Desde el estudio EM2, Eduardo Alonso Lois recuerda que «hace veinte años hicimos la rehabilitación del bajo y entreplanta de la Casa Romero para un grupo bancario, fue pionera al ser muy respetuosa con el patrimonio: las carpinterías originales estaban tapiadas con ladrillo y tuvimos que rescatarlas al igual que otros elementos de la imaginería modernista». Tanto este arquitecto como Felipe Cotovad indican que «el modernismo se adaptó al parcelario de A Magdalena (barrio del siglo XVIII), se reformaron las fachadas y se incorporaron nuevos elementos como en la Casa Pereira».
A Coruña y Ferrol adoptaron así «diseños manieristas, tejados con terrazas, cornisas historiadas, arquitectos como Rodolfo Ucha cogieron ideas de las revistas con un estilo llegado de Viena». Un ejemplo en A Coruña es la galería del pazo del marqués de San Martín de Hombreiro, «donde se rehace la fachada con buhardilla». Ya antes del modernismo se usan las galerías «como reguladoras de temperatura e impermeabilización», pero con la irrupción del movimiento cogen aún más fuerza.
Esas galerías recordarán «a los barcos de piratas porque son una transposición de esos remates de los navíos, la construcción de barcos se aplicó a las viviendas adosando un vidrio al balcón», indica Cotovad. En Ferrol nacieron y después viajaron por todo el mundo, para dotar a las casas de luz y de color.
La Terraza de Sada o el viaje de un gran kiosco errante con más de cien años de historia
Como el Holandés Errante, el edificio de La Terraza viajó de un lugar a otro pero sigue inmortal. Se alzó en 1912 en los jardines de Méndez Núñez en A Coruña, gracias al proyecto de Antonio López Hernández como una alternativa a los antiguos kioscos del puerto. Y tras diversas ampliaciones, se desmontó para construir en su sitio el actual Kiosco Alfonso.

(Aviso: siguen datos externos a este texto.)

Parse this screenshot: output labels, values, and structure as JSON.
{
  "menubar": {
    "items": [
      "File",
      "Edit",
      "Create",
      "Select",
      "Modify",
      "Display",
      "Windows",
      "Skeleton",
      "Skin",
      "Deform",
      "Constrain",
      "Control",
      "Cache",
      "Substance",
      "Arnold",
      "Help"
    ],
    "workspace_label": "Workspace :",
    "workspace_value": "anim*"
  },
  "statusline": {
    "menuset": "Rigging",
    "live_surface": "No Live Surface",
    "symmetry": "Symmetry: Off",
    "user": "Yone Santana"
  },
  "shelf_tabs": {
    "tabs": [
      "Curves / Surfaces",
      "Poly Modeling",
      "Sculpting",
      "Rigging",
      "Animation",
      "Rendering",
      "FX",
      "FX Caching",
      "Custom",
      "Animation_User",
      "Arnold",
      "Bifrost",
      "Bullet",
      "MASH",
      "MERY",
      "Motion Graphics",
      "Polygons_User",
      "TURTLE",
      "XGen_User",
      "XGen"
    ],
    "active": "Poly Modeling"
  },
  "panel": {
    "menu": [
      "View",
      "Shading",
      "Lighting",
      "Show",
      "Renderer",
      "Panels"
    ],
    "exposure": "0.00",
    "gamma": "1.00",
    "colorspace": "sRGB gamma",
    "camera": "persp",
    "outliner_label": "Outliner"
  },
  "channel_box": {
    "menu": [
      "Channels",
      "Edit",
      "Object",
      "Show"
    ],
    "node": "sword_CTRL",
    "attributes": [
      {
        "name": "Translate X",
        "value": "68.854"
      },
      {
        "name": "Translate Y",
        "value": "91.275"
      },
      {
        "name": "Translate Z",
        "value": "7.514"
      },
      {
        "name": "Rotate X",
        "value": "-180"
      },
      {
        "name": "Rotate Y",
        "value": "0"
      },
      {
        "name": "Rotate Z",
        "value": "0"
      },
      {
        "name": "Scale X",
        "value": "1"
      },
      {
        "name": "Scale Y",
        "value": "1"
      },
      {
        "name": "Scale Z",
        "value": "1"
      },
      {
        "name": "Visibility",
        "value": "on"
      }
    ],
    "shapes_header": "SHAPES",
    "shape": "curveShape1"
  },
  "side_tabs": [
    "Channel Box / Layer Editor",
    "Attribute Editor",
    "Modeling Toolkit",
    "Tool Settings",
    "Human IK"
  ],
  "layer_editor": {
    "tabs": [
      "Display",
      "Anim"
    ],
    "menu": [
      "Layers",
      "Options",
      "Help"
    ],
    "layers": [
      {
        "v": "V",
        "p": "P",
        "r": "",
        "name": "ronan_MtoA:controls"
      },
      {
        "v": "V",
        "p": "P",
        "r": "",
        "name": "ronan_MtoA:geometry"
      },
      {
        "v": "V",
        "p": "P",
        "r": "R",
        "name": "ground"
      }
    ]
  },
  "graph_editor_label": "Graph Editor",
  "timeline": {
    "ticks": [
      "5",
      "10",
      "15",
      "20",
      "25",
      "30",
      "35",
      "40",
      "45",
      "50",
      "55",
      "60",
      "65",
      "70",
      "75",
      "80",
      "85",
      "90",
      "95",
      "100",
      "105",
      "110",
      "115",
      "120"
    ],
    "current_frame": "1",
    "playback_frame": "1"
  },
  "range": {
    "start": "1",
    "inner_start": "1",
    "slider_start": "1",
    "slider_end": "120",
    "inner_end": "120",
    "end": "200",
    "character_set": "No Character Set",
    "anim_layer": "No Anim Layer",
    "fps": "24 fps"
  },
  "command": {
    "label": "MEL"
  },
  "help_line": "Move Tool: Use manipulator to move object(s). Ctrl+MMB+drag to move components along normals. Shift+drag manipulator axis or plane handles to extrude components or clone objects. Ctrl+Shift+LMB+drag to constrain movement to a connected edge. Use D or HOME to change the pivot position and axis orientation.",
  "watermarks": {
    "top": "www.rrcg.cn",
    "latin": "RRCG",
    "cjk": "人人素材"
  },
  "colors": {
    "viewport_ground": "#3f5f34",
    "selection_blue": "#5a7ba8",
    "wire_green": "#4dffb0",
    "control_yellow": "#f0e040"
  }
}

Empezó con 20 metros de fachada y llegó hasta los 30, con escaleras exteriores y el techado de la terraza que le da su nombre. Hasta que en 1920 se trasladó hasta su actual emplazamiento en el paseo marítimo de Sada. Como indica el arquitecto Eduardo Alonso Lois, «Ferrol y A Coruña son ciudades muy marcadas por el modernismo, en el caso de Ferrol suele pasar que se da cuenta tarde de todo lo bueno que tiene porque el legado es impresionante». Pone como ejemplo la jornada de puertas abiertas que se celebró en su día para conocer las casas de Rodolfo Ucha: «Entramos gratis en un piso de la Casa Romero, algo inédito en el resto del país».
En A Coruña, el modernismo brilla con las ideas de los arquitectos Antonio López Hernández, Julio Galán, Rafael González Villar o Ricardo Boán.
Elga Fernández Lamas: «Estas cidades non se entenden sen este estilo tan exuberante»
En las creaciones de Elga Fernández Lamas, A Coruña y Ferrol se transforman en ciudades de ensueño con el modernismo como horizonte permanente. Así puede comprobarse en sus libros de ilustraciones Baixo as mesmas nubes y A Coruña: a cidade asomada (ambas de Embora), que pasean por sus edificios más emblemáticos y por todos sus estilos. «Eu vivo en Valencia nunha casa de 1890 e estou rodeada de modernismo, paréceme un estilo chulísimo que me encanta aínda sen ser o meu preferido».
Recalca esta ilustradora que «é complicado trasladar esa arquitectura aos debuxos pola súa exuberancia, pero precisamente estas cidades non se entenden sen este estilo tan exuberante». En estas dos obras, la ferrolana decidió «meterlle o contrapunto ao modernismo cos debuxos dos edificios do brutalismo, por exemplo facíame graza misturar as Escolas de Arquitectura de A Coruña con emblemas modernistas desa cidade».
Según Elga Fernández Lamas, «non podía facer un libro de Ferrol e A Coruña sen o modernismo, non había opción sen ese estilo tan icónico». Emergen así casas, cines y facultades como navíos, «como representacións fantásticas destas cidades».